Mathematics • Year 10 • Unit 2 • Lesson 9
Equations with Fractions — Mixed Challenge
Mix the three methods (LCD, cross-multiplication, algebraic fractions with restrictions) and decide which one fits each problem fastest. Spot a classmate's missing-restriction error, then design a fraction equation with a chosen solution.
1. Mixed problems — choose the right tool
Decide whether to use LCD, cross-multiplication or algebraic-fraction methods before writing. State any restrictions and check. 3 marks each
1.1 Solve x/4 + x/6 = 5.
1.2 Solve 2/x = 5/8. State the restriction.
1.3 Solve (2x + 1)/3 = (x + 4)/2. (LCD = 6.)
1.4 Solve 7/(x + 1) = 2. State the restriction.
1.5 Solve x/3 − x/5 = 4. (LCD = 15.)
1.6 Solve (x − 2)/4 + (x + 1)/3 = 5. (LCD = 12, expand carefully.)
2. Find the mistake
A Year 10 student solved 3/(x − 4) = 1 and stopped at x = 7 without checking the restriction. Their working is below. One line contains an error or omission. Fix it. 3 marks
Student's working:
Line 1: 3/(x − 4) = 1
Line 2: 3 = 1 × (x − 4)
Line 3: 3 = x − 4
Line 4: x = 7
(a) Which step is missing or incorrect?
(b) Explain why it is needed.
(c) Show the corrected working including the restriction and a substitution check.

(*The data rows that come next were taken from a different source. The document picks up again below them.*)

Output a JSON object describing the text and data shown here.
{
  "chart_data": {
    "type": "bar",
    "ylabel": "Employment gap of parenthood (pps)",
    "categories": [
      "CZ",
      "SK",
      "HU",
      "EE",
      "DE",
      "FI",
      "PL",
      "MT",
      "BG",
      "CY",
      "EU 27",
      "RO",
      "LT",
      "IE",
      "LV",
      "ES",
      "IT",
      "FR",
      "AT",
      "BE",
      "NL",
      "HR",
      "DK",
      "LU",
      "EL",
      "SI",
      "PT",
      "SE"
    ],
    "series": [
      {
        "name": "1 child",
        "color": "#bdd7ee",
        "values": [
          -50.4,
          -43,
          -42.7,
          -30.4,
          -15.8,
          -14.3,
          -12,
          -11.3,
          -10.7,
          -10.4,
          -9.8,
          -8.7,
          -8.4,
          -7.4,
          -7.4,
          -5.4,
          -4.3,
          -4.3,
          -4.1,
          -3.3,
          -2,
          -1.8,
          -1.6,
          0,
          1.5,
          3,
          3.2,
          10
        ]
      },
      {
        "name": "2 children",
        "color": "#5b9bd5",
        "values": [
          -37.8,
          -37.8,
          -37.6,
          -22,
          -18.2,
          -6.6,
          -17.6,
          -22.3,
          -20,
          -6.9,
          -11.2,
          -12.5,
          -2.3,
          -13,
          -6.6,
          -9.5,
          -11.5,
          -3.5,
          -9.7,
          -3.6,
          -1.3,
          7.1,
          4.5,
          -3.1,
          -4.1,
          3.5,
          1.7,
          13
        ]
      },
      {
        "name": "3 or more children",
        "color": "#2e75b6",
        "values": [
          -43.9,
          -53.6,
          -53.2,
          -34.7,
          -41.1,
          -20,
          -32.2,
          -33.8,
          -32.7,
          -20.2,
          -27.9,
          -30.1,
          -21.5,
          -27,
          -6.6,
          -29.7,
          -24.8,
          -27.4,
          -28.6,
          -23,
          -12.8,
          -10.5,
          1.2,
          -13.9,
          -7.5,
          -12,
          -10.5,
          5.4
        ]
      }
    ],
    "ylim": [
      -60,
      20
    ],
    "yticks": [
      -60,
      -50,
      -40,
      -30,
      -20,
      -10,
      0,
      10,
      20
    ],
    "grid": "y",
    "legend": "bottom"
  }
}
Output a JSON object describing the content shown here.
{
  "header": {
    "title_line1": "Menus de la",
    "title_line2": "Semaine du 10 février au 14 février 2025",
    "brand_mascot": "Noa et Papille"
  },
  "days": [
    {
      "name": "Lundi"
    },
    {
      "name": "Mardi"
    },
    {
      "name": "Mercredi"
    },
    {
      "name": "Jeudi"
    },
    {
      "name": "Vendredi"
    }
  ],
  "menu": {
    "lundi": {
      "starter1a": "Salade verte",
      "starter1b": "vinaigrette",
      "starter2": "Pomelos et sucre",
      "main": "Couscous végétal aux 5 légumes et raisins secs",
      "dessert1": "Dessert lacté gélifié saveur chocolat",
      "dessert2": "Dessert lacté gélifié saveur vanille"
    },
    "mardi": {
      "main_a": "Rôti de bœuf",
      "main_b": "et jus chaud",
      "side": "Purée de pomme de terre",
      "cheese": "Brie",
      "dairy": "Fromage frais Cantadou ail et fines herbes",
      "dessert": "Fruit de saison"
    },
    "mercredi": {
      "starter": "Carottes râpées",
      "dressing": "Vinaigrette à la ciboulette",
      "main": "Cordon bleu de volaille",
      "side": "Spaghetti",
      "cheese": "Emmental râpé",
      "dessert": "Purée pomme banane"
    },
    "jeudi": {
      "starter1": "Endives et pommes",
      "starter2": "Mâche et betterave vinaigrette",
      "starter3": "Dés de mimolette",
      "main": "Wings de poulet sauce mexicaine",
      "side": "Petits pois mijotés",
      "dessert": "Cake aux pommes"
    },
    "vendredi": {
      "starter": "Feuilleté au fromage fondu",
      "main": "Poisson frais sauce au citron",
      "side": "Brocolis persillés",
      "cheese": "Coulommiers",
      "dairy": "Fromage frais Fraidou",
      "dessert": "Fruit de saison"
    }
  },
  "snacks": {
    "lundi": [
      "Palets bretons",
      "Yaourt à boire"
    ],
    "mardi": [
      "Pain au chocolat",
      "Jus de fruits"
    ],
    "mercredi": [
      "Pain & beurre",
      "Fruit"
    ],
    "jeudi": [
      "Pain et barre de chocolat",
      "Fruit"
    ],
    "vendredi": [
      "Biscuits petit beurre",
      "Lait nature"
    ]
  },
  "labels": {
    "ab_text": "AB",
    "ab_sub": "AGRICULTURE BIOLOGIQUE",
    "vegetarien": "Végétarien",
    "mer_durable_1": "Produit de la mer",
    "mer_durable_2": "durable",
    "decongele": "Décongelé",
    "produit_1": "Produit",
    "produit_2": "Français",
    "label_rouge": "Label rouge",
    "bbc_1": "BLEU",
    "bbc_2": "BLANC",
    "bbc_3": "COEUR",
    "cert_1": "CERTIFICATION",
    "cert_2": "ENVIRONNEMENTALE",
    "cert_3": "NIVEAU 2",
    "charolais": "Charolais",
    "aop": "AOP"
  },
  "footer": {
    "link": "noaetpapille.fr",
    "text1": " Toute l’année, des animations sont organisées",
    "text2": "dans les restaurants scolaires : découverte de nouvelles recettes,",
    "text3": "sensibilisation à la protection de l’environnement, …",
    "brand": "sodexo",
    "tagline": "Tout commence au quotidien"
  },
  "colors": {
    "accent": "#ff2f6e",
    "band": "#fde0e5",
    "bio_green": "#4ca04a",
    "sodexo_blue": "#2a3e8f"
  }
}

Stuck? The arithmetic is right but the student never wrote x ≠ 4.3. Open-ended challenge — design your own
Many valid answers. 4 marks
3.1 Design a fraction equation that uses (i) at least one variable in a denominator, (ii) two different denominators that need an LCD step, AND (iii) a non-zero restriction you must state. The equation must have x = 6 as its solution.
Submit:
(a) Your equation, written cleanly.
(b) The restriction.
(c) Full working that solves to x = 6.
(d) A substitution check that the equation holds.
How did this worksheet feel?
What I'll revisit before next class:
1.1 — x/4 + x/6 = 5
LCD = 12. 3x + 2x = 60 → 5x = 60 → x = 12. Check: 12/4 + 12/6 = 3 + 2 = 5 ✓.
1.2 — 2/x = 5/8
Restriction: x ≠ 0. Cross-multiply: 16 = 5x → x = 16/5 = 3.2.
1.3 — (2x + 1)/3 = (x + 4)/2
LCD = 6. Multiply every term by 6: 2(2x + 1) = 3(x + 4) → 4x + 2 = 3x + 12 → x = 10. Check: (21)/3 = 7 and (14)/2 = 7 ✓.
1.4 — 7/(x + 1) = 2
Restriction: x ≠ −1. Multiply both sides by (x + 1): 7 = 2(x + 1) → 7 = 2x + 2 → 5 = 2x → x = 2.5. ≠ −1 ✓. Check: 7/(2.5 + 1) = 7/3.5 = 2 ✓.
1.5 — x/3 − x/5 = 4
LCD = 15. Multiply: 5x − 3x = 60 → 2x = 60 → x = 30. Check: 30/3 − 30/5 = 10 − 6 = 4 ✓.
1.6 — (x − 2)/4 + (x + 1)/3 = 5
LCD = 12. Multiply every term: 3(x − 2) + 4(x + 1) = 60 → 3x − 6 + 4x + 4 = 60 → 7x − 2 = 60 → 7x = 62 → x = 62/7 ≈ 8.86. Check: (62/7 − 2)/4 + (62/7 + 1)/3 = (48/7)/4 + (69/7)/3 = 12/7 + 23/7 = 35/7 = 5 ✓.
2 — Find the mistake
(a) Missing restriction at the very start.
(b) Because x appears in a denominator, the lesson rule requires us to state the value that would make the denominator zero before solving. Here x − 4 = 0 when x = 4, so x ≠ 4 must be written down. If our final answer accidentally lands on x = 4, it would have to be rejected.
(c) Corrected:
3/(x − 4) = 1, restriction: x ≠ 4.
Multiply both sides by (x − 4): 3 = x − 4 → x = 7 ≠ 4 ✓. Check: 3/(7 − 4) = 3/3 = 1 ✓.
3 — Open-ended (sample solution)
Sample equation: 12/x + 1/3 = 7/3.
Restriction: x ≠ 0.
Working: LCD = 3x. Multiply every term: 36 + x = 7x → 36 = 6x → x = 6 ✓.
Check: 12/6 + 1/3 = 2 + 1/3 = 7/3 ✓.
Marking: 1 for a valid equation meeting all three criteria; 1 for the correct restriction; 1 for working that lands on x = 6; 1 for a clean substitution check.